I find that this description only applies to a Western vision, i.e. to what is known as the state of mindfulness. While meditation cannot be described as a solely spiritual dimension either, what interests me is that it can lead to a state of flow (where thoughts and actions flow together without constraint) or a state of cohesion (mainly focused on thoughts and how everything within our reach is connected). To find out more, read Jorn Betting's excellent article on holotropism.

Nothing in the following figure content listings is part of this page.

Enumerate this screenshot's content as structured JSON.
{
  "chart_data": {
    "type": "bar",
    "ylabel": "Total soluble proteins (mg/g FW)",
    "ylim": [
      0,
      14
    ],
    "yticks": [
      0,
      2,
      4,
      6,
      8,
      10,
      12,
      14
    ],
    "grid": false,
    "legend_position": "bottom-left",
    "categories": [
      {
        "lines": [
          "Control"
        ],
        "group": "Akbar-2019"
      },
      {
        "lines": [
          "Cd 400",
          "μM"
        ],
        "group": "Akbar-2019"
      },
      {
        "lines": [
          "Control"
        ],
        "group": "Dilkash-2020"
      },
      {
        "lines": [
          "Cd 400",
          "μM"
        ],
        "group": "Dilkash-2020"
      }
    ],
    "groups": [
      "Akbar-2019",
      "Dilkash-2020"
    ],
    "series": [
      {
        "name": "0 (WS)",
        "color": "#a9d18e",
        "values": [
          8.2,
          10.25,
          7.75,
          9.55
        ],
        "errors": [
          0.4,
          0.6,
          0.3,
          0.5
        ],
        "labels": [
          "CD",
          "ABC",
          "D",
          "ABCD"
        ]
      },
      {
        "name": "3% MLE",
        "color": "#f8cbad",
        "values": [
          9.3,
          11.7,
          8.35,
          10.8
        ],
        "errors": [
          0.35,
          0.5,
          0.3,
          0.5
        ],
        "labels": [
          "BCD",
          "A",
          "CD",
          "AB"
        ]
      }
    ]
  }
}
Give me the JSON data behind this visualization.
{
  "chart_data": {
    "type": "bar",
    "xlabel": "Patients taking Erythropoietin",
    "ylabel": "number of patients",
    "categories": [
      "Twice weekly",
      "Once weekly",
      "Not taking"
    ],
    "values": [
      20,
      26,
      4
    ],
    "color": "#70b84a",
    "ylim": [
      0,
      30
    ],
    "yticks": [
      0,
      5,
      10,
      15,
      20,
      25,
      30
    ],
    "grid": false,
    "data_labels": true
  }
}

From an autistic point of view, I know that habits are much more complicated than controlling a given behaviour, such as walking or riding an elephant. Javier Benacer and Jose Ignacio Murillo describe habits as non-conscious actions that guide or enhance conscious actions. Most habits are acquired through the repetitive performance of tasks, and a parallel can easily be drawn with long-term memory. In simple terms, a reflex is a kind of habit, but no 'brain' neurons are needed to trigger it; it simply passes through the spinal cord. Emotions, once considered innate, are sometimes not so diverse in some people. Some even describe them as mainly acquired.

The way in which autistic people sometimes perceive their environment also shows that sensations can be reinforced (or attenuated) by habits. Some of us experience sound or touch as pain, which is described as a tuning mechanism that does not de-amplify our sensitive system.

So unless someone meditates with a strobe light, heavy metal music and a cannon firing tennis balls, we're unlikely to 'replace' our habits! As a runner, after half an hour I finally start to free my mind. Unsurprisingly, running becomes less tiring after this limit.